Am 31. Mai beging das katholische Bistum Chur in der Halle des Zürcher Hauptbahnhofs den Abschluss seines Bistumsjahres. Im Zentrum stand die Feier einer Messe mit Bischof Joseph Maria Bonnemain.
Im Vorfeld wie auch in der nachträglichen Berichterstattung wurde betont, dass die Kirche sich damit «mitten unter die Menschen» begebe und der Anlass eine Art «Volksfest» gewesen sei.

Mich hat diese Wahrnehmung erstaunt, denn das Feiern einer Messe ist ja eigentlich das pure Gegenteil eines Anlasses für das Volk. Es gibt kaum ein religiöses Ritual, das mehr Leute ausschliesst als die Messe. Sie ist Katholik:innen vorbehalten. Aber nach Kirchenrecht auch nur denen, die nicht z.B. offen in einer homosexuellen Beziehung leben oder nach einer Scheidung wiederverheiratet sind (neuerdings gibt es immerhin Ausnahmen). Damit sind vom «Volk» ziemlich viele ausgeschlossen. Und dass Frauen per Definition die Messfeier nicht leiten dürfen, ist ein Kapitel für sich… Mitten unter den Menschen? Doch eher nicht.
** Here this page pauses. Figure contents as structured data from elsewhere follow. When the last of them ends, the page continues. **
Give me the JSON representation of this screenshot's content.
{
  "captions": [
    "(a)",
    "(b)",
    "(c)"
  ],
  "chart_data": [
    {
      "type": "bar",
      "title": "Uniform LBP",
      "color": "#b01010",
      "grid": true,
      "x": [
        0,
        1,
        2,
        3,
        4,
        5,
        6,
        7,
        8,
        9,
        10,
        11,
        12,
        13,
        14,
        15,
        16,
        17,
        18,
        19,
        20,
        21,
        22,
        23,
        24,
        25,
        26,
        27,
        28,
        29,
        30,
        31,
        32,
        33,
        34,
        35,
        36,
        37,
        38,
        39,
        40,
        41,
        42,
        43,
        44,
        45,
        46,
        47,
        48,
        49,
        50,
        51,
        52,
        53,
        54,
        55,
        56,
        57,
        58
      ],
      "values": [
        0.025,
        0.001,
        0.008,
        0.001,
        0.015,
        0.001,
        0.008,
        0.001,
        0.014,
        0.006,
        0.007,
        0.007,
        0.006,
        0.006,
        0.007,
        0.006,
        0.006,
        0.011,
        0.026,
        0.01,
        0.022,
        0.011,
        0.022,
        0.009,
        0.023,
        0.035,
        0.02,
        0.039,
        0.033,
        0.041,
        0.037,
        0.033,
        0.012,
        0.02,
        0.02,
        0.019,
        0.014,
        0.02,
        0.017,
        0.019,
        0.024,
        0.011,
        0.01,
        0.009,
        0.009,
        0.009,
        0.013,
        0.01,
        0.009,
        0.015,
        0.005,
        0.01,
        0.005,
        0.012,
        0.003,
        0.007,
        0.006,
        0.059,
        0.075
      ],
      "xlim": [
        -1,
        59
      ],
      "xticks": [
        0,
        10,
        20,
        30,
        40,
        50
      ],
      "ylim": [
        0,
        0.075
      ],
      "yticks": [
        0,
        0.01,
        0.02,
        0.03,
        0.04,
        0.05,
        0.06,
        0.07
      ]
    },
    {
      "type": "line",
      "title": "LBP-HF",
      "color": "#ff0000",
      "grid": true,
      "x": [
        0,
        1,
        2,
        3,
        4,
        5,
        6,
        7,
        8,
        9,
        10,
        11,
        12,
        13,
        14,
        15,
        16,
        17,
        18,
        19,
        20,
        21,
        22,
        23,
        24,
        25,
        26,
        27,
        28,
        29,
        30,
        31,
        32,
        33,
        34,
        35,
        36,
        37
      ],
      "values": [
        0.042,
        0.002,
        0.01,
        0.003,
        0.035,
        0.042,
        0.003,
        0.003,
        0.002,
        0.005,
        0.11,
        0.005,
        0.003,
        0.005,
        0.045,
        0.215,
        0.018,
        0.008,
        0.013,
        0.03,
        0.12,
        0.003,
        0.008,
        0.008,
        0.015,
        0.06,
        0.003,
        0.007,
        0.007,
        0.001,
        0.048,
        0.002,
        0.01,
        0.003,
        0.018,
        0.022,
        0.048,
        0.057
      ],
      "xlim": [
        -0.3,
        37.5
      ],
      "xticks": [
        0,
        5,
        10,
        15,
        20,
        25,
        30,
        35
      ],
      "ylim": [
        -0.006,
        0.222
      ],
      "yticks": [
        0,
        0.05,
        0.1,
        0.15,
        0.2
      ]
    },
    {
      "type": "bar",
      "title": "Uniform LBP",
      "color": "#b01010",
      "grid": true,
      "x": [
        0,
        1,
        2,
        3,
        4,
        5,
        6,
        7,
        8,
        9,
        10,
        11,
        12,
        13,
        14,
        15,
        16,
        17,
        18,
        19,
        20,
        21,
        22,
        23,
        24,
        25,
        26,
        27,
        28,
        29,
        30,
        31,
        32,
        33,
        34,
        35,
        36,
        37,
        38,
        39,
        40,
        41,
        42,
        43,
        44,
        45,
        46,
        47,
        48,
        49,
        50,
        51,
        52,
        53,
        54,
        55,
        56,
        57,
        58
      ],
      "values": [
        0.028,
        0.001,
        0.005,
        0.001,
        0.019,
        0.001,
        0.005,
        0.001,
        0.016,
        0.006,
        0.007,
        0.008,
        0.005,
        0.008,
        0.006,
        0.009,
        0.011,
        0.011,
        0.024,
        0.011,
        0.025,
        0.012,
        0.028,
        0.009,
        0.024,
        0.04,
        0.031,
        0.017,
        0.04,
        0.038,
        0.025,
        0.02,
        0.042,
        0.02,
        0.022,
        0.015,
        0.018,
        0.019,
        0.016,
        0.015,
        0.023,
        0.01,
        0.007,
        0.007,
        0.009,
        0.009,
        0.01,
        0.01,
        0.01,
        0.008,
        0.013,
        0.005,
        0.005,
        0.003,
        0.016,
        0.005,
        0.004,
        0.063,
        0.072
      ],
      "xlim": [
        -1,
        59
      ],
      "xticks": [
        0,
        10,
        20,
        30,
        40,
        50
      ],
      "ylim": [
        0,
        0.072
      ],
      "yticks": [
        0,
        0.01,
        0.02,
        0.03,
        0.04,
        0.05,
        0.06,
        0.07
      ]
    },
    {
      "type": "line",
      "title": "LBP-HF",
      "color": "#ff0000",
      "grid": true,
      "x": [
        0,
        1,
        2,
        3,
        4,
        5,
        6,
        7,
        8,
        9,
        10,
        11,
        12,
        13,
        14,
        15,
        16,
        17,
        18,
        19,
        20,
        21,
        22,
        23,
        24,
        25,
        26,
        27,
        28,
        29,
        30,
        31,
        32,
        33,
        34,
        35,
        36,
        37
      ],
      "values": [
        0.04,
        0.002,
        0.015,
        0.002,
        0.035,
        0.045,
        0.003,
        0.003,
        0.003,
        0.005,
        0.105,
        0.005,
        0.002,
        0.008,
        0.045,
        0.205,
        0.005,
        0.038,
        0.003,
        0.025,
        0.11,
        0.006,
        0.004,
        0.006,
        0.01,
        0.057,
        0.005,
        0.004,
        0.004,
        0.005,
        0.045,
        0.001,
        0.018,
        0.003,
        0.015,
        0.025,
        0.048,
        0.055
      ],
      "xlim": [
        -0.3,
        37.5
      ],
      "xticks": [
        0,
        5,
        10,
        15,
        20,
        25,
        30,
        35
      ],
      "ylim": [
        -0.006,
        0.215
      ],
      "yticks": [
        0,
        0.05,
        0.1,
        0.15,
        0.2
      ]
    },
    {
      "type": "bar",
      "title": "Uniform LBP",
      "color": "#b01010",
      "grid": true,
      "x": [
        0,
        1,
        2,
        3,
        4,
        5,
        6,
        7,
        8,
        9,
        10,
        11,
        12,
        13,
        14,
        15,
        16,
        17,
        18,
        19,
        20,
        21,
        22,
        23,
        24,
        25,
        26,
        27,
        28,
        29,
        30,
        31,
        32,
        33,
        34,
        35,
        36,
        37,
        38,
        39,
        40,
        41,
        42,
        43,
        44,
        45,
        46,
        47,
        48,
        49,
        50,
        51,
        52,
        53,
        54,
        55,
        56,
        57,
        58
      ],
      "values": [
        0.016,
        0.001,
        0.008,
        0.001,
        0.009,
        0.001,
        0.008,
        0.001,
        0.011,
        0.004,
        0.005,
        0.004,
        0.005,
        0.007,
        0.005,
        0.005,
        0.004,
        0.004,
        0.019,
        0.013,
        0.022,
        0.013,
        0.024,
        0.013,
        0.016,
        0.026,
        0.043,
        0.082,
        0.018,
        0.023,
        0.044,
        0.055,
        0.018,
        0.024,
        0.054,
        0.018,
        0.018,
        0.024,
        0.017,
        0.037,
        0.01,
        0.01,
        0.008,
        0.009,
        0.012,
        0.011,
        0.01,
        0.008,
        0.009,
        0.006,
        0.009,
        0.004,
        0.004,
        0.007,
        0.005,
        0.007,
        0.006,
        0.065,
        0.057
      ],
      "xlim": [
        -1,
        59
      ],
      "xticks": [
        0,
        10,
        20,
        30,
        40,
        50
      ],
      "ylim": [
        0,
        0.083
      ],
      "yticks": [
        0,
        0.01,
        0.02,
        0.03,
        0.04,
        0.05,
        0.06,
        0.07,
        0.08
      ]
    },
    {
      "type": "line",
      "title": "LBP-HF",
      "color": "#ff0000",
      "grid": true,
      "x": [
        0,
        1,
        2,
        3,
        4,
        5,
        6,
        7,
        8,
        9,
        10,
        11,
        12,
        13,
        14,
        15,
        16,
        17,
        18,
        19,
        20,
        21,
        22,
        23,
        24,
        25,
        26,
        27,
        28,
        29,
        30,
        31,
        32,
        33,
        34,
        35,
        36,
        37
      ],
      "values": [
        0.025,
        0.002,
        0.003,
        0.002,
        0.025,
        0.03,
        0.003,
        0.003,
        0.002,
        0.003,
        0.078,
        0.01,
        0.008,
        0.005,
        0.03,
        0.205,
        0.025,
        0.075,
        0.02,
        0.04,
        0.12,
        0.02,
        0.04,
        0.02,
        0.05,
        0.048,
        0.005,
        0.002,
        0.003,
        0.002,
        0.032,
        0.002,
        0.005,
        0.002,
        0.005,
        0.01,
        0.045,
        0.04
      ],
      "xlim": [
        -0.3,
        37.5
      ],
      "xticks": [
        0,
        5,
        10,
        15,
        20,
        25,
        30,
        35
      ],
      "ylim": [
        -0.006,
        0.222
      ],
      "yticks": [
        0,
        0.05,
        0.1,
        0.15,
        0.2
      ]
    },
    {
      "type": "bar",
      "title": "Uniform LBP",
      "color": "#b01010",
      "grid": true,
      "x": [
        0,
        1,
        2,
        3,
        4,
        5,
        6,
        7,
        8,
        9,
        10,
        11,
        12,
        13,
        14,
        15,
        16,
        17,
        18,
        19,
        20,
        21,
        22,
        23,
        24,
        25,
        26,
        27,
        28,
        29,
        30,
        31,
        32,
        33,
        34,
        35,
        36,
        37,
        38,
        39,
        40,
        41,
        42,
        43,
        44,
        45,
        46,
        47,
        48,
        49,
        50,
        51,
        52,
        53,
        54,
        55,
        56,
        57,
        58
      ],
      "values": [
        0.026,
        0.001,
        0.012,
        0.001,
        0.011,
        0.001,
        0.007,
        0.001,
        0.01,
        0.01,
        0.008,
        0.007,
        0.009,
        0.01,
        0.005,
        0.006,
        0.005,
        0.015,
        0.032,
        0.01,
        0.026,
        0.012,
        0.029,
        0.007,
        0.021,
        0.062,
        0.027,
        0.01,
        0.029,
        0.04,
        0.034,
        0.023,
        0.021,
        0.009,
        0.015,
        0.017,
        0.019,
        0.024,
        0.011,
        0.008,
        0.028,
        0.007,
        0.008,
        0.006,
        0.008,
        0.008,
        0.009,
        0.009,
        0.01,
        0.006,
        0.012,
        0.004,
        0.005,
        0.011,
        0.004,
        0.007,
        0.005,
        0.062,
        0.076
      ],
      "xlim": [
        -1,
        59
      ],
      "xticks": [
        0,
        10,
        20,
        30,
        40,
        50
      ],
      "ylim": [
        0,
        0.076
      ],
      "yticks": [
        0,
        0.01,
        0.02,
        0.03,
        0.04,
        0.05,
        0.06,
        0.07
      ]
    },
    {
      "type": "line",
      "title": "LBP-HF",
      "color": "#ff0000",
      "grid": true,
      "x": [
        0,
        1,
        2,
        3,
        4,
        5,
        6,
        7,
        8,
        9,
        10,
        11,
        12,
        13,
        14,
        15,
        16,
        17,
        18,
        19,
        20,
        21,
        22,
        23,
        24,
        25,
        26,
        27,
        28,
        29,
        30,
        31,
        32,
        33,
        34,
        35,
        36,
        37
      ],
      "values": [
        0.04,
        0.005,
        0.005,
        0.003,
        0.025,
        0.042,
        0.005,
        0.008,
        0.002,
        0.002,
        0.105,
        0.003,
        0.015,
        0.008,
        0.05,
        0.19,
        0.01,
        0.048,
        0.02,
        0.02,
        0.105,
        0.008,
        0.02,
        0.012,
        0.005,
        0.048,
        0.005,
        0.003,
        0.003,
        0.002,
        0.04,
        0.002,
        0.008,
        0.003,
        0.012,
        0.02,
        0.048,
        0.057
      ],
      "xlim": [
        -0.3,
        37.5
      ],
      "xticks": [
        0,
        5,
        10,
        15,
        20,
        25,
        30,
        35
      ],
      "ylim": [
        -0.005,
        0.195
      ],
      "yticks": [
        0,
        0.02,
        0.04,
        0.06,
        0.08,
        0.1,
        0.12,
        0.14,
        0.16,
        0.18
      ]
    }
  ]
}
Zudem: Wer wie Joseph Bonnemain im Bischofsgewand durch die Bahnhofshallen schreitet, ist eben gerade nicht bei den Leuten. Vielmehr wird durch solche Inszenierung die Differenz hervorgehoben. Als Bischof ist er anders als «die Leute». Er hebt sich von ihnen ab. Das ist die Botschaft.

Leider ist in der Berichterstattung völlig untergegangen, dass die katholische Kirche seit 25 Jahren am Hauptbahnhof mitten unter den Menschen ist. Und dies erst noch in ökumenischer Zusammenarbeit mit den Reformierten: Als Mitträgerin der Bahnhofkirche, mit bestens qualifizierten Seelsorger:innen, 365 Tage pro Jahr, von 7 Uhr bis 19 Uhr. In geduldiger, manchmal herausfordernder Arbeit mit Menschen jeglicher Herkunft und religiöser Zugehörigkeit. Ohne inszeniertes Spektakel. Alltäglich. Aber durchaus nachhaltig.

Ich behaupte: Die Kirche am Hauptbahnhof – das sind wir: die Bahnhofkirche! (mb)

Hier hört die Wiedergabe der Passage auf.